Shika duduk ditaman tak jauh dari apartemen Evan, ia tak menyangka orang yang sangat dia cintai tega mengkhianatinya. Kepercayaan dan kesetiaannya selama ini tidak ada artinya.
*******
Awan yang baru turun dari mobil tidak sengaja melihat kearah seorang gadis yang sedang duduk ditaman tak jauh dari tempatnya berdiri, saat gadis itu mengangkat wajahnya.
Deg
Ada rasa asing menjalar dihatinya, jantungnya berdetak lebih cepat. Tanpa ia sadari langkah kakinya melangkah kearah gadis itu.
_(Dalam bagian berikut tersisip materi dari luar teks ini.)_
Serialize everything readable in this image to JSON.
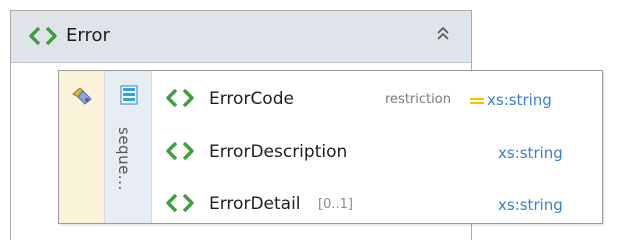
{
  "complex_type": {
    "name": "Error",
    "icon": "element-brackets-icon",
    "collapse_icon": "double-chevron-up-icon"
  },
  "model_group": {
    "compositor_icon": "compositor-icon",
    "sequence_icon": "sequence-icon",
    "label": "seque..."
  },
  "elements": [
    {
      "name": "ErrorCode",
      "occurs": "",
      "restriction": "restriction",
      "type": "xs:string"
    },
    {
      "name": "ErrorDescription",
      "occurs": "",
      "restriction": "",
      "type": "xs:string"
    },
    {
      "name": "ErrorDetail",
      "occurs": "[0..1]",
      "restriction": "",
      "type": "xs:string"
    }
  ],
  "colors": {
    "element_icon": "#3f9d3f",
    "type_link": "#3a7fd0",
    "restriction_marker": "#f2c200",
    "header_bg": "#dfe3ea",
    "compositor_bg": "#fbf3d9",
    "sequence_bg": "#e8edf4"
  }
}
Awan menyodorkan sapu tangannya kepada gadis itu, wajahnya terlihat pucat ada luka dari sorot matanya.
"Kamu mau bikin mama jantungan, hah?" omel nyonya Jihan tiba-tiba sambil menjewer telinga putranya karena kesal tidak segera menyusulnya masuk kedalam restoran. Shika melongo menyaksikan adegan dua orang didepannya.
"Awwhh.. aduh ma.. sakit ma..sakit. Lepasin ma.." Rengek Awan pada sang mama.
"Mama cari-cari kamu kesana sini, mama pikir kamu diculik ternyata malah disini. Papa kamu udah nungguin, ayok temuin papa kamu." imbuhnya sambil berkacak pinggang. Tanpa sengaja matanya menangkap sosok yang berdiri dibelakang putranya, ia menggeser tubuh putranya mendekat kearah sosok itu. Awan berdecak kesal sambil mengusap telinga nya yang panas akibat ulah sang mama.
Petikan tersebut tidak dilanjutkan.